The Glaucous-winged Gull frequently hybridizes with the Western Gull where their ranges overlap in Washington and Oregon. In the Puget Sound area, hybrids may outnumber pure birds and backcross with either parent species leading to further identification problems. Referred to as the Olympic Gull, this hybrid is found along the Pacific coast from British Columbia south to California. Hybrids are variable and have characteristics of either parent species. Often they resemble Glaucous-winged Gulls but have darker grey wingtips which strongly contrast from the mantle, and may have a heavier bill more typical of Western Gulls.
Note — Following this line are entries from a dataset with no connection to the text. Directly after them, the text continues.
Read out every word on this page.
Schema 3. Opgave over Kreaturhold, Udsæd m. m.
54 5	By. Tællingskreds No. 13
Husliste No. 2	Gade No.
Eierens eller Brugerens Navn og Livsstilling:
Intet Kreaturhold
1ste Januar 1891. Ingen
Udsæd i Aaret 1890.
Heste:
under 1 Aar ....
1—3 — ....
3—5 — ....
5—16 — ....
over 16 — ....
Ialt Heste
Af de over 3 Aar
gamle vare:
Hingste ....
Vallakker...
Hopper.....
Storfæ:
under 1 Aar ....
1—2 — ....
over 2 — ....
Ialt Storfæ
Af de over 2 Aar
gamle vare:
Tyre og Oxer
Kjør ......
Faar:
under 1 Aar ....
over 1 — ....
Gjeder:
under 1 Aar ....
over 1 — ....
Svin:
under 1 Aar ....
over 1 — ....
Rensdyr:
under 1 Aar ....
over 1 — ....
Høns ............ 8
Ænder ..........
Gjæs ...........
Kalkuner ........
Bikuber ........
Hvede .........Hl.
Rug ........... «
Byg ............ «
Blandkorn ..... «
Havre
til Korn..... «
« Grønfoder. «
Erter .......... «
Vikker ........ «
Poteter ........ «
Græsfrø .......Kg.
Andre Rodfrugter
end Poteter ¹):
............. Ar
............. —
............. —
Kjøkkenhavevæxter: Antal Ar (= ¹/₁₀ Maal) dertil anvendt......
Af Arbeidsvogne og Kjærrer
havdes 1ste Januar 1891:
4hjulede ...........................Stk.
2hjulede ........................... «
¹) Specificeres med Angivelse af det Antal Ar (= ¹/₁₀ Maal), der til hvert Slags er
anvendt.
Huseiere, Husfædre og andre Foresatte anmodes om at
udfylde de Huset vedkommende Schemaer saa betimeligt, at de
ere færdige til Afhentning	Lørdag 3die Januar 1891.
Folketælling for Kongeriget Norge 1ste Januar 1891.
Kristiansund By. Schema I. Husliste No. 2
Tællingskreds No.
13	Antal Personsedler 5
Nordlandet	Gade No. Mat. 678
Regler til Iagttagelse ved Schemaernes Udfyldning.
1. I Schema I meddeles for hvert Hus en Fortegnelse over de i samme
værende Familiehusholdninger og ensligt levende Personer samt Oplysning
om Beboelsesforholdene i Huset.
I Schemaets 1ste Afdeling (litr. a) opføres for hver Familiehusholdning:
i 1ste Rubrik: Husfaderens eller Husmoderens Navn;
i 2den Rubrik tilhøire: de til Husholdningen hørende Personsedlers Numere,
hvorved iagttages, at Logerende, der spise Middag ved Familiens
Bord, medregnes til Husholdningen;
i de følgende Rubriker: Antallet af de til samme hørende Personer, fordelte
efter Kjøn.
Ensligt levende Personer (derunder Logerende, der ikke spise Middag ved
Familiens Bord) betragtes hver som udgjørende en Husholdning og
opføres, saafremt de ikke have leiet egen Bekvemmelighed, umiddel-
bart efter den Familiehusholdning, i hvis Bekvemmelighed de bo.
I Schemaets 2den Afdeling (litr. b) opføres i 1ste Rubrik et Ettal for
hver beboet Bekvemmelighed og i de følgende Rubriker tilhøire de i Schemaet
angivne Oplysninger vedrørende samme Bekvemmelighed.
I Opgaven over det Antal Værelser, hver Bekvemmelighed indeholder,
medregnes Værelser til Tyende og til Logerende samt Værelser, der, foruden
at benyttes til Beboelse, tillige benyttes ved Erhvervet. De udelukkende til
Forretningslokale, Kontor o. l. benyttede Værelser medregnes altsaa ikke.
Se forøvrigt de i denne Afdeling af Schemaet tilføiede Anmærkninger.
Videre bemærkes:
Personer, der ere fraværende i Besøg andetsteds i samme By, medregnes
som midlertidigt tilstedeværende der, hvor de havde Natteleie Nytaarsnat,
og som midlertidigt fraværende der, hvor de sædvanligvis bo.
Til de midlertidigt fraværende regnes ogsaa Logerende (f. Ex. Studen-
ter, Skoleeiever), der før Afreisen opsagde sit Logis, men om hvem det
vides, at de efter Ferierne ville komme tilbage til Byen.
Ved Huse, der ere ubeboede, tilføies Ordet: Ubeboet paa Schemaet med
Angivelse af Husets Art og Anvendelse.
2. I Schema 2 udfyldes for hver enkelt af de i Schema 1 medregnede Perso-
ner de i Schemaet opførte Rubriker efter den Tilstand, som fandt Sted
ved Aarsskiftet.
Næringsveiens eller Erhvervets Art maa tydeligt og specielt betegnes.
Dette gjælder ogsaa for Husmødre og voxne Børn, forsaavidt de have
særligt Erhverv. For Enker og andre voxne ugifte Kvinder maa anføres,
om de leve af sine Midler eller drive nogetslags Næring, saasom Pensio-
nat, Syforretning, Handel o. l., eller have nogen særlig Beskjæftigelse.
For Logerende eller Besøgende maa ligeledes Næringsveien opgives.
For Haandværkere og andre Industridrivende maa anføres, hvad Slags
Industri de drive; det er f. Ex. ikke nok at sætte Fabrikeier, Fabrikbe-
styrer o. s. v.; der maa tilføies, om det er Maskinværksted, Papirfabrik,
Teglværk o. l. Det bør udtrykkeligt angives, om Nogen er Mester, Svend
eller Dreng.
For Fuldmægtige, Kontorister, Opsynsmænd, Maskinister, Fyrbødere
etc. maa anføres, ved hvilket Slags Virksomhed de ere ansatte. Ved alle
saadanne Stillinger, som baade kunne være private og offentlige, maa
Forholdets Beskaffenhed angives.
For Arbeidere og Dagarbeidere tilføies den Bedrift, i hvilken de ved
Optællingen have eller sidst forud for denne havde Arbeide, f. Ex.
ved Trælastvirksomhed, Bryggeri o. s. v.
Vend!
Hybrids also tend to exhibit dark head markings in nonbreeding plumage, compared to the virtually unstreaked white head of pure Western Gulls.

The prevalence of 'Olympic Gull' hybrids is an example of bounded hybrid superiority, where natural selection favours hybrids in areas of intermediate habitat. One study found that females paired with hybrid males have higher breeding success than pairs of the same species. In the central part of the hybrid zone, clutch size was larger among pairs with hybrid males, many of which established breeding grounds in more vegetative cover than pure western gull males, which preferred sand habitat resulting in heavier predation. In the northern section of the hybrid zone, there was no difference in clutch size, but breeding success is higher due to the hybrids being more similar to western gulls in foraging behaviour, feeding more on fish than glaucous-winged gulls. Little evidence of assortative mating was observed, except for weak assortative mating among hybrids in absence of mixed species pairs.

This species also hybridizes regularly with the American herring gull in southern Alaska, sometimes referred to as the Cook Inlet gull. This hybrid combination may be found along the Pacific coast from Alaska down to southern California, and are highly variable, sometimes resembling Thayer's gull but with a larger bill and inconsistent wing pattern. They typically have paler eyes and darker primaries than Glaucous-winged, and the winter head pattern of either parent species (Herring gull has a more streaked winter hood).

Hybrids with Glaucous gull are common in west Alaska where up to 50% of birds in the Seward Peninsula are hybrids, and rare visitors further south to Japan and California. Hybrids with Slaty-backed gull are uncommon but have been known to breed on the east coast of the Kamchatka Peninsula and Commander Islands, reaching south to Japan in winter.